With a passion for service, Lycoming College’s Cori Mancuso ‘13 is bridging national, cultural and religious divides through a global interfaith movement. This summer, the religion and anthropology major travelled to Israel and Palestine as part of a unique, interfaith delegation to learn more about the Israeli-Palestinian conflict.
Sponsored thy the Interfaith Peace-Builders organization, Mancuso, along with 31 other participants from around the U.S., landed in Tel Aviv on May 21 for a two-week journey through Israel and the West Bank.
“I believe the Israeli-Palestinian conflict is one of the most pressing issues of my generation,” explains Mancuso. “I traveled with Interfaith Peace-Builders because I wanted to learn firsthand how the conflict affects both Palestinians and Israelis and what they are doing in order to promote peace.”
The delegation had the opportunity to meet representatives from prisoners’ rights organizations involved with Palestinian prisoners. They also spoke with Israelis and Palestinians about the environmental effects of their countries’ military occupation.

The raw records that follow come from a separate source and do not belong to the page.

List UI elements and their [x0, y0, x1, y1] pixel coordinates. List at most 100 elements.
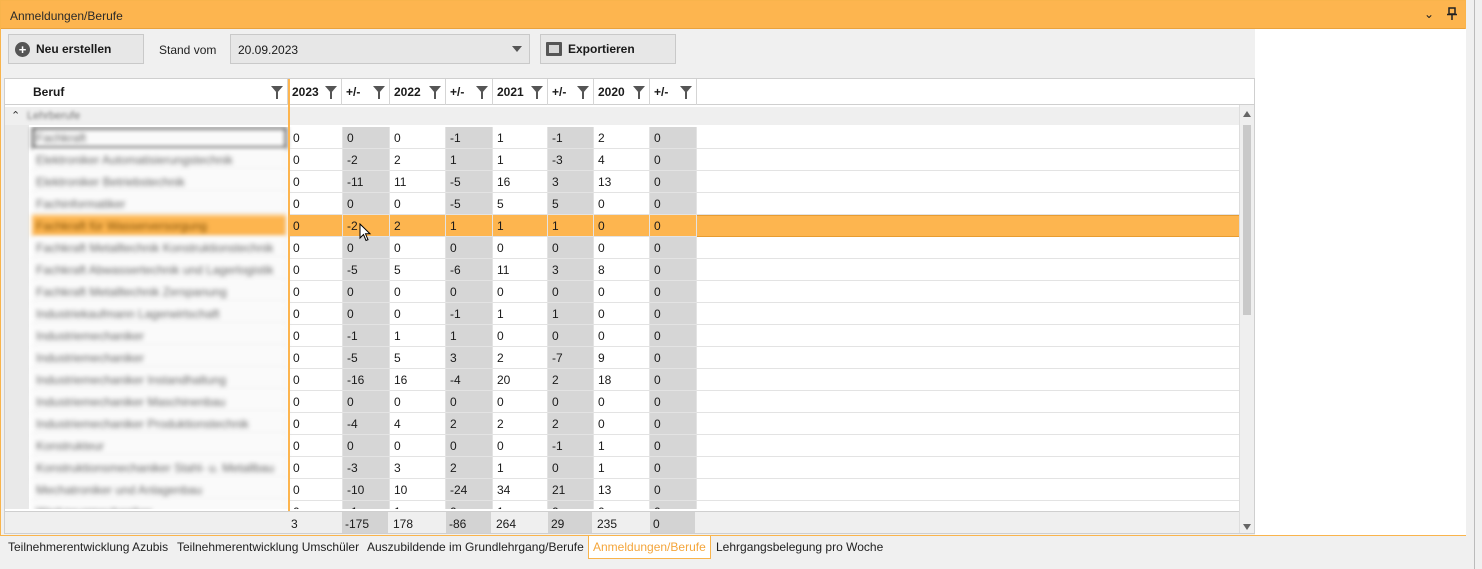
delta-cell[interactable]: -2: [343, 149, 390, 171]
table-row[interactable]: Fachkraft für Wasserversorgung 0 -2 2 1 1 1 0 0: [29, 215, 1240, 237]
beruf-cell[interactable]: Fachkraft: [32, 127, 287, 149]
delta-cell[interactable]: 0: [446, 391, 493, 413]
delta-cell[interactable]: -3: [343, 457, 390, 479]
beruf-cell[interactable]: Industriemechaniker Produktionstechnik: [32, 413, 287, 435]
year-cell[interactable]: 0: [289, 325, 343, 347]
column-header-6[interactable]: +/-: [548, 79, 594, 105]
table-row[interactable]: Mechatroniker und Anlagenbau 0 -10 10 -24 34 2…: [29, 479, 1240, 501]
filter-icon[interactable]: [577, 86, 589, 99]
year-cell[interactable]: 0: [289, 369, 343, 391]
tab-3[interactable]: Anmeldungen/Berufe: [588, 536, 711, 559]
delta-cell[interactable]: 2: [548, 369, 594, 391]
year-cell[interactable]: 0: [289, 149, 343, 171]
beruf-cell[interactable]: Fachkraft für Wasserversorgung: [32, 215, 287, 237]
year-cell[interactable]: 5: [493, 193, 548, 215]
delta-cell[interactable]: -5: [343, 347, 390, 369]
delta-cell[interactable]: -11: [343, 171, 390, 193]
year-cell[interactable]: 0: [594, 215, 650, 237]
year-cell[interactable]: 0: [594, 193, 650, 215]
year-cell[interactable]: 8: [594, 259, 650, 281]
year-cell[interactable]: 0: [289, 501, 343, 509]
year-cell[interactable]: 0: [594, 303, 650, 325]
beruf-cell[interactable]: Industriemechaniker: [32, 325, 287, 347]
delta-cell[interactable]: -16: [343, 369, 390, 391]
table-row[interactable]: Elektroniker Automatisierungstechnik 0 -2 2…: [29, 149, 1240, 171]
beruf-cell[interactable]: Industriemechaniker Maschinenbau: [32, 391, 287, 413]
column-header-4[interactable]: +/-: [446, 79, 493, 105]
beruf-cell[interactable]: Fachinformatiker: [32, 193, 287, 215]
delta-cell[interactable]: -10: [343, 479, 390, 501]
delta-cell[interactable]: 0: [650, 325, 697, 347]
collapse-group-icon[interactable]: ⌃: [11, 109, 20, 122]
year-cell[interactable]: 16: [390, 369, 446, 391]
column-header-5[interactable]: 2021: [493, 79, 548, 105]
delta-cell[interactable]: 2: [548, 413, 594, 435]
year-cell[interactable]: 0: [390, 303, 446, 325]
year-cell[interactable]: 1: [594, 457, 650, 479]
year-cell[interactable]: 11: [390, 171, 446, 193]
delta-cell[interactable]: 1: [446, 325, 493, 347]
year-cell[interactable]: 0: [289, 237, 343, 259]
year-cell[interactable]: 0: [289, 413, 343, 435]
beruf-cell[interactable]: Konstrukteur: [32, 435, 287, 457]
year-cell[interactable]: 2: [594, 127, 650, 149]
delta-cell[interactable]: 0: [343, 391, 390, 413]
delta-cell[interactable]: -4: [343, 413, 390, 435]
year-cell[interactable]: 0: [289, 479, 343, 501]
delta-cell[interactable]: 0: [650, 435, 697, 457]
delta-cell[interactable]: 1: [548, 303, 594, 325]
delta-cell[interactable]: 0: [650, 171, 697, 193]
table-row[interactable]: Industriekaufmann Lagerwirtschaft 0 0 0 -1 1 1…: [29, 303, 1240, 325]
delta-cell[interactable]: 21: [548, 479, 594, 501]
year-cell[interactable]: 5: [390, 347, 446, 369]
year-cell[interactable]: 20: [493, 369, 548, 391]
year-cell[interactable]: 0: [493, 237, 548, 259]
table-row[interactable]: Elektroniker Betriebstechnik 0 -11 11 -5 16 3 1…: [29, 171, 1240, 193]
beruf-cell[interactable]: Industriemechaniker: [32, 347, 287, 369]
beruf-cell[interactable]: Industriekaufmann Lagerwirtschaft: [32, 303, 287, 325]
year-cell[interactable]: 0: [289, 171, 343, 193]
delta-cell[interactable]: 0: [650, 281, 697, 303]
table-row[interactable]: Fachinformatiker 0 0 0 -5 5 5 0 0: [29, 193, 1240, 215]
year-cell[interactable]: 13: [594, 171, 650, 193]
delta-cell[interactable]: -4: [446, 369, 493, 391]
delta-cell[interactable]: 0: [343, 281, 390, 303]
year-cell[interactable]: 0: [289, 347, 343, 369]
delta-cell[interactable]: -1: [446, 303, 493, 325]
year-cell[interactable]: 0: [289, 435, 343, 457]
year-cell[interactable]: 11: [493, 259, 548, 281]
filter-icon[interactable]: [633, 86, 645, 99]
delta-cell[interactable]: 0: [650, 457, 697, 479]
delta-cell[interactable]: 0: [343, 127, 390, 149]
delta-cell[interactable]: 0: [650, 237, 697, 259]
year-cell[interactable]: 0: [493, 325, 548, 347]
tab-0[interactable]: Teilnehmerentwicklung Azubis: [4, 536, 172, 559]
table-row[interactable]: Fachkraft 0 0 0 -1 1 -1 2 0: [29, 127, 1240, 149]
year-cell[interactable]: 0: [289, 303, 343, 325]
table-row[interactable]: Fachkraft Metalltechnik Zerspanung 0 0 0 0 0 0…: [29, 281, 1240, 303]
delta-cell[interactable]: 0: [548, 391, 594, 413]
year-cell[interactable]: 0: [594, 325, 650, 347]
delta-cell[interactable]: -5: [343, 259, 390, 281]
year-cell[interactable]: 0: [390, 193, 446, 215]
scroll-up-icon[interactable]: [1243, 111, 1251, 117]
year-cell[interactable]: 1: [493, 127, 548, 149]
column-header-3[interactable]: 2022: [390, 79, 446, 105]
delta-cell[interactable]: 2: [446, 413, 493, 435]
year-cell[interactable]: 1: [493, 149, 548, 171]
new-button[interactable]: + Neu erstellen: [8, 34, 144, 64]
column-header-8[interactable]: +/-: [650, 79, 697, 105]
year-cell[interactable]: 2: [493, 347, 548, 369]
table-row[interactable]: Industriemechaniker 0 -5 5 3 2 -7 9 0: [29, 347, 1240, 369]
year-cell[interactable]: 0: [289, 259, 343, 281]
delta-cell[interactable]: 0: [446, 435, 493, 457]
table-row[interactable]: Fachkraft Metalltechnik Konstruktionstec…: [29, 237, 1240, 259]
year-cell[interactable]: 0: [289, 281, 343, 303]
column-header-2[interactable]: +/-: [342, 79, 390, 105]
delta-cell[interactable]: 0: [650, 127, 697, 149]
date-dropdown[interactable]: 20.09.2023: [230, 34, 530, 64]
scroll-thumb[interactable]: [1243, 125, 1251, 315]
beruf-cell[interactable]: Werkzeugmechaniker: [32, 501, 287, 509]
year-cell[interactable]: 0: [594, 237, 650, 259]
year-cell[interactable]: 1: [390, 325, 446, 347]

Mancuso felt drawn to the situation due to her passion for both human rights and the environment. Her greatest learning experience occurred when she met with Palestinians.
“Too often the Palestinians are an invisible people, and when they are finally visible, they are portrayed as terrorists in the mainstream media,” she said. Instead of terrorists, she found a people concerned with promoting peace, equality, justice and freedom through their faiths and traditions – both Christian and Muslim.
When Mancuso returns to campus in the fall, she will continue her work at the College’s Community Service Center and as coordinator of Better Together, an interfaith service group which plans events with local religious leaders and communities.